Pour joindre Daniel Renaud, composez le 514 285-7000, poste 4918, écrivez à drenaud@lapresse.ca ou écrivez à l’adresse postale de La Presse.

Quelques candidats potentiels

Sophie Roy 

Elle a accumulé plus de 34 années d’expérience au SPVM. Elle est actuellement directrice adjointe des enquêtes et a auparavant occupé cette fonction supérieure à la gendarmerie.

Anne Chamandy

Civile et criminologue de formation, elle est directrice adjointe aux communications. Elle a notamment piloté le dossier du Livre vert présenté au ministère de la Sécurité publique du Québec.

Vincent Richer 

Policier depuis 28 ans, Vincent Richer est directeur adjoint et responsable des dossiers sociaux et de prévention. Il est à l’origine du forum contre la violence armée et de la politique sur les interpellations policières.

Marc Charbonneau 

Cet ancien enseignant est policier depuis 23 ans. Il est actuellement directeur adjoint à la Direction de l’intégrité et des normes professionnelles.

Des réactions

Le président de la Fraternité des policiers et policières de Montréal, Yves Francœur, a salué la contribution de M. Caron, « notamment sa stabilité en période trouble, ainsi que l’esprit de collaboration dont il a su faire preuve ». « Il aura été présent à un moment charnière. Je lui souhaite la meilleure des continuités », a déclaré M. Francœur.

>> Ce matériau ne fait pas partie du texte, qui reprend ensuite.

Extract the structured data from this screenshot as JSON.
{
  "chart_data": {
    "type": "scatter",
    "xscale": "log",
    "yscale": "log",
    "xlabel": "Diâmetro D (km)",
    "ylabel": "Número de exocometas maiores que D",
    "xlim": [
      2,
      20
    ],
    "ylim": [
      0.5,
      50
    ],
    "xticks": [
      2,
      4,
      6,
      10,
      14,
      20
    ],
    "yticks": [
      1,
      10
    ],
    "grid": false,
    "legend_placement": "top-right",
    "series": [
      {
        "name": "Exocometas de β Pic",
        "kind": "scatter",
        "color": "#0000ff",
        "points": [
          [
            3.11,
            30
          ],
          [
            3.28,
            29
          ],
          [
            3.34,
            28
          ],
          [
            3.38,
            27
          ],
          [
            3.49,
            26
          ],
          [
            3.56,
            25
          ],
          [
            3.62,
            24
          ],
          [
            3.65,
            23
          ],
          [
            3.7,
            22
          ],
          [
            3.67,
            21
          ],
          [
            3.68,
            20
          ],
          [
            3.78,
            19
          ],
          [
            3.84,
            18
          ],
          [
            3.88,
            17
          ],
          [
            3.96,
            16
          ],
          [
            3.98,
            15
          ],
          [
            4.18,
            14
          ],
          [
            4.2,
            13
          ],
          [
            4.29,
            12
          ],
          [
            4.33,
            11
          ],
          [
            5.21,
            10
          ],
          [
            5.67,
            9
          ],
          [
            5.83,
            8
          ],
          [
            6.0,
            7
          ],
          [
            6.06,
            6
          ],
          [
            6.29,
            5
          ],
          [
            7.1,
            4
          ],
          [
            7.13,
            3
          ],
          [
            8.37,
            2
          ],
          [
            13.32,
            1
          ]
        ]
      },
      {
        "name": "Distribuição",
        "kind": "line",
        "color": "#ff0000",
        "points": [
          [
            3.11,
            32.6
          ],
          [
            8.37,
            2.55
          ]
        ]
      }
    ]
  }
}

« Refus d’embaucher les 250 nouveaux policiers promis, élimination surprise des postes de quartier, positions changeantes sur le projet des caméras corporelles, définancement du SPVM, policiers au bord du gouffre : il suffit de faire le bilan de la dernière année pour constater à quel point l’administration n’a pas su maintenir de bonnes communications et de bonnes relations avec son service de police et son chef », a pour sa part déclaré le chef de l’opposition officielle, Aref Salem, en écorchant l’administration de Valérie Plante.

La mairesse Valérie Plante doit réagir lors d’une conférence de presse commune avec le directeur du SPVM, Sylvain Caron, à 9 h ce mardi matin.